A customer contacted us with a requirement to monitor the functional status of their website and all its vital components to ensure...
You are here
SLA monitoring with Nagios and Opsview
This blog is written by Sam Marsh, Product Manager at Opsview.
Availability basically means identifying for how many hours in a day, weeks in a year, and so forth, was my IT operational and functional - i.e. 'my website was accessible and people could buy products from it for 99.5% of the year' – with the other 0.5% accounted for by outages and planned downtime.
In IT, we talk about SLAs – Service Level Agreements. This is where a vendor (hosting company, cloud provider or managed service provider) agrees with the customer as part of the contract what the availability of that service will be. In essence, the tighter the SLA, the more money you’ll usually pay. Let's say for example, a 97.5% SLA may cost you £100 a year (arbitrary figure), whereas a 99.999% (“five nines”) SLA could cost you upwards of £100,000 a year – as this level of agreement essentially says:
The maximum allowable interruption of service will be 5.26 minutes per year or less.
An MSP agreeing to a 99.999% SLA, and thus tying themselves into providing a service so resilient it will be impacted less than five minutes per year, will require a high contract value to offset this risk.

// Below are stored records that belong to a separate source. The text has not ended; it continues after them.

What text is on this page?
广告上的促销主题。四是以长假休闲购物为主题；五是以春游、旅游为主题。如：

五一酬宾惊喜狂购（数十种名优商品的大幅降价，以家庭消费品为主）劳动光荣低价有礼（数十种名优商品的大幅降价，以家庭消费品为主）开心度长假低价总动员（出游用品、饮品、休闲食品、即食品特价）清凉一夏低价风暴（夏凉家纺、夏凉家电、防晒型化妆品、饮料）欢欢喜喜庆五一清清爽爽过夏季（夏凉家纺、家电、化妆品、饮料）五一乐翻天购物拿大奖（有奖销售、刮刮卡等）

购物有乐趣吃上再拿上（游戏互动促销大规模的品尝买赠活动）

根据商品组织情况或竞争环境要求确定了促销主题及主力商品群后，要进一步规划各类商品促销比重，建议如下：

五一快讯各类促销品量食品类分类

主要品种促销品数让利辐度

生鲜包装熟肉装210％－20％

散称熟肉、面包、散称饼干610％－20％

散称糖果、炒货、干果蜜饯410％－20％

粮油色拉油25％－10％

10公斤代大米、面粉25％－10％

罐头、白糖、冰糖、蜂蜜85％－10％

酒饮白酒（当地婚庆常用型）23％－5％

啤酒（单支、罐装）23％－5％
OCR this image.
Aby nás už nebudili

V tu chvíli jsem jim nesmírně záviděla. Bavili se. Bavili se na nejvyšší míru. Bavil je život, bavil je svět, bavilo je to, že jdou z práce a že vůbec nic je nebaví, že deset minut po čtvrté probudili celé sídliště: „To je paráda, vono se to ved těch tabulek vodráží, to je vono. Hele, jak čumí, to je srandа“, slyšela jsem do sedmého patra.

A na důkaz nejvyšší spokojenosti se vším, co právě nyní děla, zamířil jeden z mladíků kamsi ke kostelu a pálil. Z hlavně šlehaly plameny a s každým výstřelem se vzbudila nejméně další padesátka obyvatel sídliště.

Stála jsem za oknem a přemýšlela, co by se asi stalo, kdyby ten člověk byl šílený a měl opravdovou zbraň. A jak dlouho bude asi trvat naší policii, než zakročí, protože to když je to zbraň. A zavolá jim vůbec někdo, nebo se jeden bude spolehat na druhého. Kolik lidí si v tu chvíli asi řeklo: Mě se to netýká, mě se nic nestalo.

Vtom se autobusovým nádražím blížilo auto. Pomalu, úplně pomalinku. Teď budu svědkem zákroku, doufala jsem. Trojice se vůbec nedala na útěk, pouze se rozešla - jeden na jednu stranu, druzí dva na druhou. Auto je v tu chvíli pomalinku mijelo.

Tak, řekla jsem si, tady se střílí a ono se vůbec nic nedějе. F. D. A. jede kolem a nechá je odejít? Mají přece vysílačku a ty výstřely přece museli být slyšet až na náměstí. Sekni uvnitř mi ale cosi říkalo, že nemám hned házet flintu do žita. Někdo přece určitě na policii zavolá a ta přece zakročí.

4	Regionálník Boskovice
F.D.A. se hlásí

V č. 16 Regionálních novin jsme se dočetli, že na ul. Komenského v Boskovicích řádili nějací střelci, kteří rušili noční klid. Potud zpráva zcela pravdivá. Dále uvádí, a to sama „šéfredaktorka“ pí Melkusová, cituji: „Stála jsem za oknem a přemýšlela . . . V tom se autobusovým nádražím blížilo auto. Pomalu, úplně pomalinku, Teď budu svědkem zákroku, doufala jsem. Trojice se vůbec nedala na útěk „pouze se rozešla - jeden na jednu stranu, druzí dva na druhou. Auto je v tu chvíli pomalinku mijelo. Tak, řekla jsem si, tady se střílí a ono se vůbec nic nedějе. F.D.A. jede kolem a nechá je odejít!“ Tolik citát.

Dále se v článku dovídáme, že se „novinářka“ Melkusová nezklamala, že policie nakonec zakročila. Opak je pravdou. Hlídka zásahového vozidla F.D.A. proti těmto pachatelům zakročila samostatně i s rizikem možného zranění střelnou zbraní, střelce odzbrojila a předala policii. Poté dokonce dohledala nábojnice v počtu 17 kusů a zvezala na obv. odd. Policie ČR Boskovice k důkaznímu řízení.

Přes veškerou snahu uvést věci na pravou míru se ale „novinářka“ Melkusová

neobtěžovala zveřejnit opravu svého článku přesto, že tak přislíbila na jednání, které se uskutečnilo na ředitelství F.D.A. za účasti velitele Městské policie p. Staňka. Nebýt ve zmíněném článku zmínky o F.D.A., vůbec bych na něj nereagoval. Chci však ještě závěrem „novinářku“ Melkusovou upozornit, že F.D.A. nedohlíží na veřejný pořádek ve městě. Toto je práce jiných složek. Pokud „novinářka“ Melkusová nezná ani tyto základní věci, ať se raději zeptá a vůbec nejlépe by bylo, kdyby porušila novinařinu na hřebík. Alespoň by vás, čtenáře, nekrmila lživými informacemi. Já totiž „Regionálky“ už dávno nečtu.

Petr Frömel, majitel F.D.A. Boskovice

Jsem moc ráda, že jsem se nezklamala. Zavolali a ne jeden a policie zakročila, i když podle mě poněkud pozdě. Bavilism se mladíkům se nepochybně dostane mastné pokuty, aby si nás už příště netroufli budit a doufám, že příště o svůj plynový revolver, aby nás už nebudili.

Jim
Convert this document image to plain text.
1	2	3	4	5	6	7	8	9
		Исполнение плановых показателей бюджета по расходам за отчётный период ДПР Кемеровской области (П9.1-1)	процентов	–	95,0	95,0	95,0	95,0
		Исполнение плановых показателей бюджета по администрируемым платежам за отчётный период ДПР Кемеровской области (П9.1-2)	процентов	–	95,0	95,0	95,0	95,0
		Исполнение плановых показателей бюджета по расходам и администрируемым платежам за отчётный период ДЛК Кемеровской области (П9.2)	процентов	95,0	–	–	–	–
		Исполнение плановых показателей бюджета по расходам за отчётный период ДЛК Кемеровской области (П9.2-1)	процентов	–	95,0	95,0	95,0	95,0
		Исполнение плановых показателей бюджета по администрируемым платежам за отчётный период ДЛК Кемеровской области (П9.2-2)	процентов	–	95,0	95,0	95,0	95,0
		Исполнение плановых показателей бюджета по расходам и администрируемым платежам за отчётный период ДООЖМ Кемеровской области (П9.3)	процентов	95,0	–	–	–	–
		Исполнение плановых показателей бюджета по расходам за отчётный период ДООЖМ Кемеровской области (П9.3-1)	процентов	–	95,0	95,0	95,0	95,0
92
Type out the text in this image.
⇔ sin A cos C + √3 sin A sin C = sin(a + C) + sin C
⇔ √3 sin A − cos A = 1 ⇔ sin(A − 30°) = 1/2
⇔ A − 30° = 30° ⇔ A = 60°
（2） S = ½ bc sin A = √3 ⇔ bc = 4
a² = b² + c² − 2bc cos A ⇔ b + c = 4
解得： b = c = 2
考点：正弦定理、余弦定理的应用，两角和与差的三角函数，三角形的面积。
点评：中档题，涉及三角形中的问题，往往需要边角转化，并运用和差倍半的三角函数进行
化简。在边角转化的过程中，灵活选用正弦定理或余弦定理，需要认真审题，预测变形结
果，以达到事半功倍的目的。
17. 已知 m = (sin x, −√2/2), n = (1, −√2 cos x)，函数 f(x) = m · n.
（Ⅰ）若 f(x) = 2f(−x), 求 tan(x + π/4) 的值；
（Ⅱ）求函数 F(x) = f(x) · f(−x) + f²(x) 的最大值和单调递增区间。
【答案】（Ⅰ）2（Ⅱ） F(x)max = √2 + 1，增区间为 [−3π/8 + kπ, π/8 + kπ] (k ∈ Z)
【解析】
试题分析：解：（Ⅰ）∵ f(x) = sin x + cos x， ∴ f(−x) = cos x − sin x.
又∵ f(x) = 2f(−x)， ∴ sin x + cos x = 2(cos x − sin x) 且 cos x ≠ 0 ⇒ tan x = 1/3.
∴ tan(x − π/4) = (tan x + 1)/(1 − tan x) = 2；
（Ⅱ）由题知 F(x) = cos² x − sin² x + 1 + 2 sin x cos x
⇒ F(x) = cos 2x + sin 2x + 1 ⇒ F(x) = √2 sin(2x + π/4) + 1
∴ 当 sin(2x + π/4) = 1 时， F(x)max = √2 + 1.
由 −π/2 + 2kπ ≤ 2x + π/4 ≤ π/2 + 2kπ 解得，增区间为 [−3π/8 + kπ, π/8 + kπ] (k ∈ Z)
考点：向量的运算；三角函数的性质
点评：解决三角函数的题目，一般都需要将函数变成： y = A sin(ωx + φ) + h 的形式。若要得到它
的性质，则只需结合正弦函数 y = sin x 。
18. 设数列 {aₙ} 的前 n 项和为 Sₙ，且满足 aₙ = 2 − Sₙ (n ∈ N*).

Whatever the agreed level of service, availability of key IT infrastructure and services still needs to be monitored. In Opsview, we can use SLA reports for intervals including daily, weekly, monthly and yearly, with these emailed automatically to you or the end customer, showing the performance against SLA of that service over that time period. If you have these in Nagios they are easily migrated to Opsview.
However - that's the easy bit – it's all GUI driven and anyone can do it.
What I want to do is look at something a bit cooler, and something not ‘out of the box’ (what I do best).
Opsview ships with a plugin called check_odw_hostgroup_availability. We can use this to monitor the availability of a specific host group – where a host group is a “group of hosts” (pretty obvious!) – Essentially, grouping together all of your “Linux Servers” i.e. LinuxServer001, LinuxServer002, etc into a group called “Linux Servers” as below:
And we can click onto the host group to see the health of the hosts, then click into the host and view the health of the service checks.
You need to modify the plugin check_odw_hostgroup_availability at the moment (this fix will be committed in time for the next version of Enterprise/Pro). Change the lines at 72/73 from:
my $threshold = $np->set_thresholds( warning => $np->opts->warning critical => $np->opts->critical
my $threshold = $np->set_thresholds( warning => $np->opts->warning.":100", critical => $np->opts->critical.":100"
This adds the range function to the warning/critical checks – otherwise the plugin seems to work inversely which is bizarre!
In our example, I want to monitor the host group “Linux Servers” (This could be anything - e.g. a host group called “Tony's Tyres” as an example end customer)
Next, reload Opsview and we should be able to see our host groups availability statistics against our dummy host:
So, we can now see the “SLA %” of each of our hosts and their uptime over the past 7 days. It doesn't mention in the options if it's possible to set it to longer, so we are looking at modifying this so we can specify a number of days. A quick look at the code shows:
my $end_time = DateTime->now->subtract( hours => 1 )->strftime( "%F %H:00:00" ); my $start_time = DateTime->now->subtract( days => 7, hours => 1 )->strftime( "%F %H:00:00" );
So one imagines you can modify the “days => ” value – adding a “–days” or something similar?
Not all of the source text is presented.